Immunogenicity and reactogenicity of repeated intradermal mRNA COVID-19 vaccines administered as a second booster dose in a Thai geriatric population.

Background: Geriatric populations are at an increased risk of severe presentations, hospitalization, and loss of life from COVID-19. Few studies have explored vaccination regimens in adults >65 years old. Repeated booster vaccination is required for high-risk populations as COVID-19 vaccine efficacy is short-lived. We compared the immunogenicity and reactogenicity of second intradermal (ID) COVID-19 booster vaccination with second intramuscular (IM) vaccination in older adults. Methods: This single-center, open-labeled, prospective, cohort study conducted at Siriraj Hospital enrolled older adults ≥65 years old who previously received a first booster (third dose) mRNA vaccine (mRNA-1273 or BNT162b2) via ID or IM administration. Participants were allocated to receive a second booster of the same vaccine type and route as their first booster 16-17 weeks thereafter. Anti-SARS-CoV-2 receptor binding domain IgG and neutralizing antibody titers against Wuhan and Omicron subvariants (BA.1, BA.2, and BA.4/5) were measured 2 weeks after vaccination. Results: Of 91 enrolled participants, 72.5% were women, with a median age of 75 years. Forty-nine participants (53.8%) received a second ID booster, and 42 (46.2%) received a second IM booster. Two weeks after the second booster, all groups generated anamnestic IgG antibody responses that were 5.41- to 10.00-fold higher than at baseline. Overall, higher antibody GMTs against Wuhan and Omicron subvariants were observed in IM compared with ID regimens. ID mRNA-1273 induced similar GMTs to IM BNT162b2 2 weeks after the second booster against Wuhan (486.77 [321.48, 737.05] vs. 472.63 [291.24, 767.01], respectively; p = 0.072). Higher GMTs against Omicron BA.1 (GMR [95% CI], 1.71 [1.39, 2.11]; p = 0.023), BA.2 (1.34 [1.11, 1.62]; p = 0.845), and BA.4/5 (1.10 [0.92, 1.33]; p = 0.531) were seen in all groups at 2 weeks after the second booster compared with 2-4 weeks after the first booster.
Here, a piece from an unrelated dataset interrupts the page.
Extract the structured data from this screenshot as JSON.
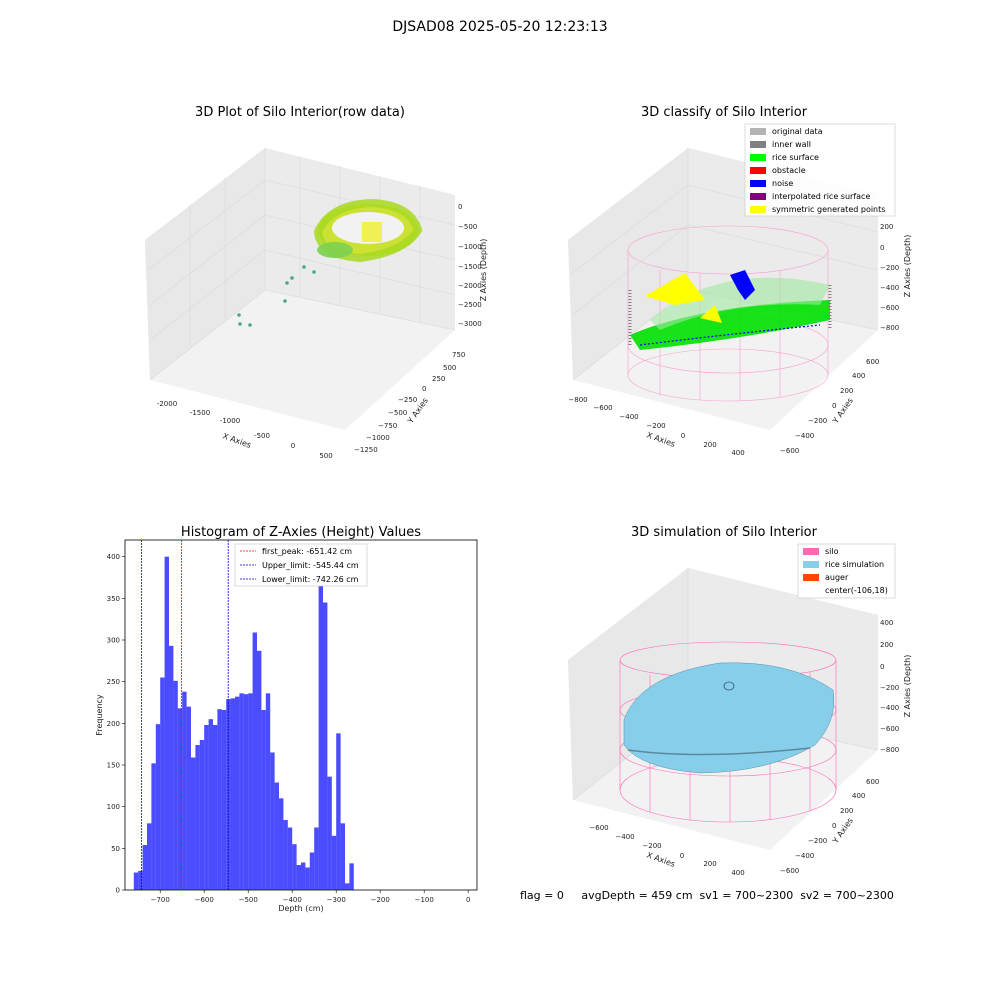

Both local and systemic AEs were less frequent after the second than after the first booster, regardless of administrative route and vaccine type. Local AEs were significantly more frequent in ID mRNA-1273 arms than their respective BNT162b2 arms 2 weeks after the second booster (ID-mRNA-1273 vs. ID-BNT162b2: p ≤ 0.001). Conclusion: Repeated fractional ID vaccination may be an alternative booster vaccination strategy for geriatric populations.